Niemi received NASA commendations including the Apollo Achievement Award and the Skylab Achievement Award, and retired from the Air Force Reserve in 1986 with the rank of lieutenant colonel.
He retired from McDonnell Douglas in 1997 and has since passed away.
Arthur Bernard Benson
Originally from Michigamme, Art Benson was stationed in Italy with the U.S. Army Air Corps in 1944 during World War II. He entered the Army as an infantryman, but wanted to fly, and became a gunner for the Air Corps. He flew as a left waist gunner in a B-24 Liberator bomber, also called the “flying boxcar,” he said.
According to his combat performance record, which he still has, his combat missions included bombing runs over Romania, Austria, France, Germany and Czechoslovakia, targeting strategic spots like oil refineries and railroad bridges.
From May 13 to Sept. 1 of 1944, Benson flew 50 combat missions in the 449th Bombardment Group, 719th Bombardment Squadron. He earned six Battle Stars, and the Air Medal with three Oak Clusters.
He completed his 50th mission the day before his 20th birthday, he said.
“We got in 50 missions and none of us got a scratch. We were lucky. We were just lucky,” said Benson, now 83, noting Axis pilots considered it a good day if they brought down an Allied bomber, and many bomber crews did not return.
After the war, he returned home, and sailed the Great Lakes on steamers for awhile before spending 19 years working on the railroads in the Upper Peninsula. He now resides at the D.J. Jacobetti Home for Veterans in Marquette.
Born in Sault Ste. Marie, Robert Phillips grew up in Ishpeming and Harvey. He joined the Army in 1967 and was trained as an aircraft mechanic at Fort Eustace, Va. Eight weeks later, he went to Vietnam and was stationed in Plekeu, where he was crew chief and observer for the 219th Reconnaissance Aviation Company.
Phillips flew and maintained L-19 Birddog recon planes, and completed 28 combat missions during the 1968 Tet Offense, spending more than 500 hours in the air. He earned the Air Medal, the Silver Star, the Bronze Star, and the Army Commendation Medal, along with the Vietnam Service Medal and the Vietnam Gallantry Cross, leaving the Army as a specialist.
When Phillips came home, he joined the Marquette City Fire Department, retiring as a captain. He now lives in the Harvey area.
Emil John Kaurala
Emil Kaurala was born in Mass City in 1924, and enlisted in the Army during World War II, training as a motor mechanic. He served in the south Pacific, and completed his service in 1946. Kaurala came back to the area and worked as an auto mechanic, but wanted to work on airplanes.

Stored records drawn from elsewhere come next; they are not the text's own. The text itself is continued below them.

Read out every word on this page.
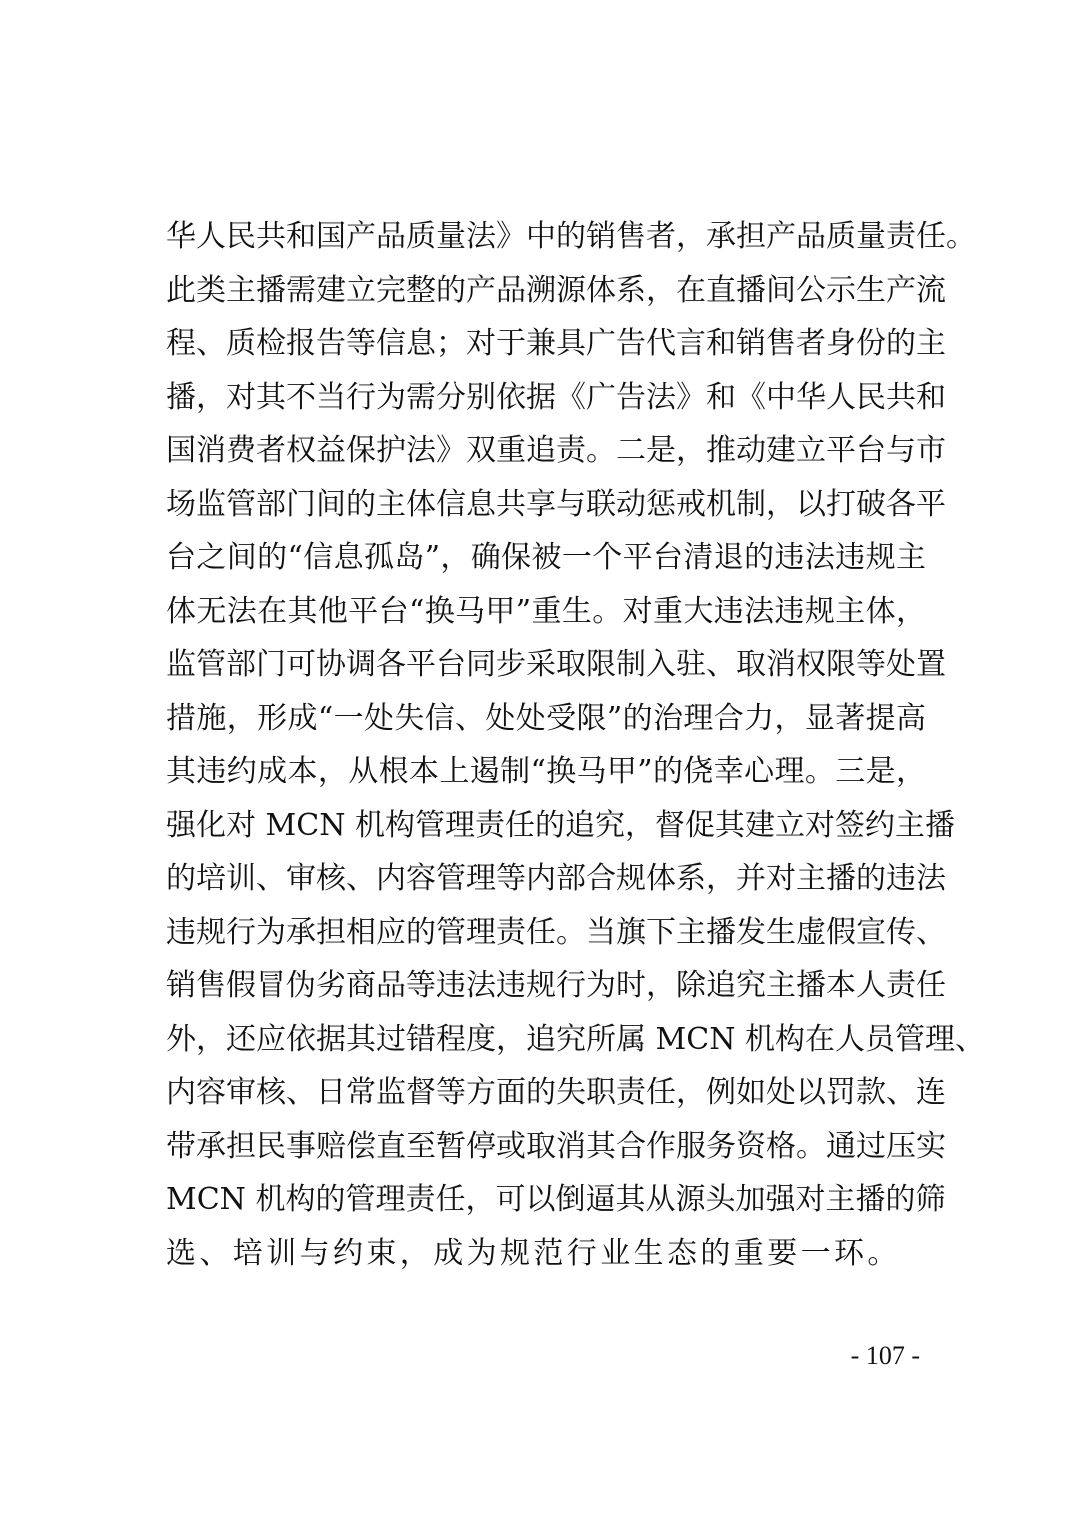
华人民共和国产品质量法》中的销售者，承担产品质量责任。
此类主播需建立完整的产品溯源体系，在直播间公示生产流
程、质检报告等信息；对于兼具广告代言和销售者身份的主
播，对其不当行为需分别依据《广告法》和《中华人民共和
国消费者权益保护法》双重追责。二是，推动建立平台与市
场监管部门间的主体信息共享与联动惩戒机制，以打破各平
台之间的“信息孤岛”，确保被一个平台清退的违法违规主
体无法在其他平台“换马甲”重生。对重大违法违规主体，
监管部门可协调各平台同步采取限制入驻、取消权限等处置
措施，形成“一处失信、处处受限”的治理合力，显著提高
其违约成本，从根本上遏制“换马甲”的侥幸心理。三是，
强化对 MCN 机构管理责任的追究，督促其建立对签约主播
的培训、审核、内容管理等内部合规体系，并对主播的违法
违规行为承担相应的管理责任。当旗下主播发生虚假宣传、
销售假冒伪劣商品等违法违规行为时，除追究主播本人责任
外，还应依据其过错程度，追究所属 MCN 机构在人员管理、
内容审核、日常监督等方面的失职责任，例如处以罚款、连
带承担民事赔偿直至暂停或取消其合作服务资格。通过压实
MCN 机构的管理责任，可以倒逼其从源头加强对主播的筛
选、培训与约束，成为规范行业生态的重要一环。
- 107 -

He fulfilled that desire in the 1950s when he became a partner and founder in an air service which later became Northern Airmotive. He later became an aircraft mechanic, and a valued member of the aviation community.
For 30 years, Kaurala provided air mechanic service to Marquette County planes and pilots. His accomplishments also include establishing the first local air ambulance service, flight instruction and maintenance, and a Marquette-to-Lansing charter service. Kaurala resided in Negaunee Township until his death in 2006.